Jakarta, (ANTARA News) - Mimpi menjadi kenyataan, demikian kata yang bisa terukir dari masyarakat Banjarsari dan Rawajati mewujudkan kampung hijau nan asri di tengah gegap gempita gedung-gedung Jakarta.
"Dulu kami bermimpi, kini hijau daun telah menyelimuti kampung ini," kata Niniek Nuryanto, pegiat lingkungan Kampung Rawajati saat bincang pertama dimulai.
Memang tak diragukan begitu memasuki kedua kampung peraih kalpataru tersebut, hijau dedaunan dari beragam tumbuhan di dalam pot-pot bulat tertata rapi di samping kanan-kiri jalan menyambut ramah para pengunjung.
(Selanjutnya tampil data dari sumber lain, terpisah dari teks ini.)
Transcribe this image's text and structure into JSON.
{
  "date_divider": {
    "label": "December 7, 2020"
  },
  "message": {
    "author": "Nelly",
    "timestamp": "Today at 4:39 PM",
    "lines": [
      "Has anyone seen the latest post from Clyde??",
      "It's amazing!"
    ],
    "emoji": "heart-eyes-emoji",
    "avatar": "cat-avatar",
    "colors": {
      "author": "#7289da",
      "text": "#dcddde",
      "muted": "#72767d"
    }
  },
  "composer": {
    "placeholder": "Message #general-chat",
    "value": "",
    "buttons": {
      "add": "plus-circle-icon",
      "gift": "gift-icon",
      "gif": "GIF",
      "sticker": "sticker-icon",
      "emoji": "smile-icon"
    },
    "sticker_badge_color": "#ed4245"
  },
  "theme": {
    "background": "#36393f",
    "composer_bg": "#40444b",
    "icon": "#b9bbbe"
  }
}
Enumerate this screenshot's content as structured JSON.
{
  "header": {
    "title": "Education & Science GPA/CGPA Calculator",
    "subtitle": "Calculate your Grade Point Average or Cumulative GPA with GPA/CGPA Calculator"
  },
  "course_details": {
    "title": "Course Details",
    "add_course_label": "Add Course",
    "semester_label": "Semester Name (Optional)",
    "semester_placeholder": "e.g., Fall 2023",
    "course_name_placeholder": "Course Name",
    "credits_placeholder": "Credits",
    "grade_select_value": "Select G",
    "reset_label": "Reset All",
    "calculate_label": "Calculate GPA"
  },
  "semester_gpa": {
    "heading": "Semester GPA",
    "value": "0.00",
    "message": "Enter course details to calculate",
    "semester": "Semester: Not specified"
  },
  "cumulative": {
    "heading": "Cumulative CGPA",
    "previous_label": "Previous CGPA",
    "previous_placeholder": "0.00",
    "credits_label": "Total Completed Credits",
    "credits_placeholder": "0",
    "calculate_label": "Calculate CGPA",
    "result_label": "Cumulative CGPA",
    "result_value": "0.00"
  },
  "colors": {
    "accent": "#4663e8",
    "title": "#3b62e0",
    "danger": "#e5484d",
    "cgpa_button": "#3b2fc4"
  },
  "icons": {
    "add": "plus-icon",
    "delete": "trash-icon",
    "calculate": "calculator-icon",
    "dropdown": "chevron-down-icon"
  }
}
Menyusuri Jalanan RW 03 Kampung Rawajati ini akan ditemui `etalase hijau` dengan beragam tumbuhan menempel pada dinding rumah yang menghadap ke jalan. Sementara itu di rumah-rumah penduduk seolah tak menyisakan tempat bagi ruang kosong kecuali `hijau` menyelimuti.
Di samping kanan-kiri pintu pohon-pohon kecil selalu tampak.
"Tiada rotan akarpun jadi, tiada lahan pagarpun, oke," begitu ungkap Niniek Nuryanto Penggerak Lingkungan Kampung Rawa Jati, mengomentari tumbuhan yang betebaran dimana-mana.
"Kami mulai dengan komitmen masyarakat untuk memelihara tujuh tumbuhan dalam pot pada Januari 2003," kata penggerak PKK RW 03 itu.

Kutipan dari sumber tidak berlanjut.